Elle arriva, tendre, empressée, pleine de craintes. Comment allait-il la recevoir ? Et elle l’embrassa avec persistance pour éviter une explication dans les premiers moments.
Il se disait, de son côté : « II sera bien temps tout à l’heure d’aborder la question. Je vais chercher un joint. »
Il ne trouva pas de joint et ne dit rien, reculant devant les premiers mots à prononcer sur ce sujet délicat.
Elle ne parla point de sortir et fut charmante de toute façon.

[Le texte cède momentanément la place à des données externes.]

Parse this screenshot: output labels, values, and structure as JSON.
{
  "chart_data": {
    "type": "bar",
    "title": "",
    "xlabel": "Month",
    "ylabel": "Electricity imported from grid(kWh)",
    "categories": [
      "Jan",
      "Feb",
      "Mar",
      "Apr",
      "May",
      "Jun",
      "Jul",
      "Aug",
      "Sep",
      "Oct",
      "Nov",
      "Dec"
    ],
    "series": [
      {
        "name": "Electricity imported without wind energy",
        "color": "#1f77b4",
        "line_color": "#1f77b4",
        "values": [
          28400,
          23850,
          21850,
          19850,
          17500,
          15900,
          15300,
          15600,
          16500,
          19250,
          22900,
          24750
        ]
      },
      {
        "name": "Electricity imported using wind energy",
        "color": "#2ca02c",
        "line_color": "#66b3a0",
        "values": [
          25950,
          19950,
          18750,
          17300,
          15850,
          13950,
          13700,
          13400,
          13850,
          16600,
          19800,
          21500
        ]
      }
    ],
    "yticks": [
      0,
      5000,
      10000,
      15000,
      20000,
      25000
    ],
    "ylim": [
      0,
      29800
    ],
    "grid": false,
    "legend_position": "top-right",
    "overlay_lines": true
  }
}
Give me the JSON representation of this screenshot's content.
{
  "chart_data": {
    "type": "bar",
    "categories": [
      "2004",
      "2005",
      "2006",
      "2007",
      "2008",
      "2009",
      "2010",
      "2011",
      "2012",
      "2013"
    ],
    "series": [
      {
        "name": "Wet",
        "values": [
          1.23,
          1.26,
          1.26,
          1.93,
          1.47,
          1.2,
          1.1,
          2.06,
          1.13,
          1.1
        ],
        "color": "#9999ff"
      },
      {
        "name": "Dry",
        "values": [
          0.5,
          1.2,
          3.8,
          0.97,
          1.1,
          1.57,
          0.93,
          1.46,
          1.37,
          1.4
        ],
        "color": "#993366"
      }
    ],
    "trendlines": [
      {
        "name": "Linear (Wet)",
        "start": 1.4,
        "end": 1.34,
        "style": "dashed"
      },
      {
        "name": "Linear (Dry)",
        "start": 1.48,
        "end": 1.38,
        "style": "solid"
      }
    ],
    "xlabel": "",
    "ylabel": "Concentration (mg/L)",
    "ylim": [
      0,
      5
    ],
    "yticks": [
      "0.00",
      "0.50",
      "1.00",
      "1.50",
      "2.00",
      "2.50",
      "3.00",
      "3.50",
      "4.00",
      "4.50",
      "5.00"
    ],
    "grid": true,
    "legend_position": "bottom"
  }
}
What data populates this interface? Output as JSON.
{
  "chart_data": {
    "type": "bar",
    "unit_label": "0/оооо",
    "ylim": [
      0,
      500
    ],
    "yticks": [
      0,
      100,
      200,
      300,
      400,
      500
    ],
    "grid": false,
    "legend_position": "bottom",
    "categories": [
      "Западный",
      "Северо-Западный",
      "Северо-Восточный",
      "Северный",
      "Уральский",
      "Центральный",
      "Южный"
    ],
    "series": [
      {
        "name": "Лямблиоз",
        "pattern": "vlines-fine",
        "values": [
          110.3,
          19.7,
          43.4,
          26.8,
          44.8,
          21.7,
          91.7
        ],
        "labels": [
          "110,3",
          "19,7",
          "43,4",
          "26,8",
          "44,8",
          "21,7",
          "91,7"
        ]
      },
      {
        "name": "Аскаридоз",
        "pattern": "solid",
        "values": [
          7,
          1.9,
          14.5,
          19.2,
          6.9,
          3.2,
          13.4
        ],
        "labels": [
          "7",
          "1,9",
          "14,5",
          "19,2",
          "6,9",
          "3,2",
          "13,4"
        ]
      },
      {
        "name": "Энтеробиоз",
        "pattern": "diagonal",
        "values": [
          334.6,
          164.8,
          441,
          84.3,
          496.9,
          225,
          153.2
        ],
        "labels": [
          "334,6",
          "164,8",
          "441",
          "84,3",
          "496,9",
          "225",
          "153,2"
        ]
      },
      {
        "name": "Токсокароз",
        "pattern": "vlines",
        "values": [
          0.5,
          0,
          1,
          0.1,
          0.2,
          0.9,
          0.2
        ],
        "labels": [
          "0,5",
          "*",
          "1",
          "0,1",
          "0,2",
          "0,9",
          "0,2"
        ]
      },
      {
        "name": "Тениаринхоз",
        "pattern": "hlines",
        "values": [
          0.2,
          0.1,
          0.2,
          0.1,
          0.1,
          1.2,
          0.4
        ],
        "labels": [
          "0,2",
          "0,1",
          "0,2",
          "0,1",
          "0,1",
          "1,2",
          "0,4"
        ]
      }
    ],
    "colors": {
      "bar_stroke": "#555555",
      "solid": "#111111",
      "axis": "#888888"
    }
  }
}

Ils se séparèrent vers minuit, après avoir pris rendez-vous seulement pour le mercredi de la semaine suivante, car Mme de Marelle avait plusieurs dîners en ville de suite.
Le lendemain, en payant son déjeuner, comme Duroy cherchait les quatre pièces de monnaie qui devaient lui rester, il s’aperçut qu’elles étaient cinq, dont une en or.
Au premier moment il crut qu’on lui avait rendu, la veille, vingt francs par mégarde, puis il comprit, et il sentit une palpitation de cœur sous l’humiliation de cette aumône persévérante.
Comme il regretta de n’avoir rien dit ! S’il avait parlé avec énergie, cela ne serait point arrivé.
Pendant quatre jours il fit des démarches et des efforts aussi nombreux qu’inutiles pour se procurer cinq louis, et il mangea le second de Clotilde.
Elle trouva moyen — bien qu’il lui eût dit, d’un air furieux : « Tu sais, ne recommence pas la plaisanterie des autres soirs, parce que je me fâcherais « — de glisser encore vingt francs dans la poche de son pantalon la première fois qu’ils se rencontrèrent.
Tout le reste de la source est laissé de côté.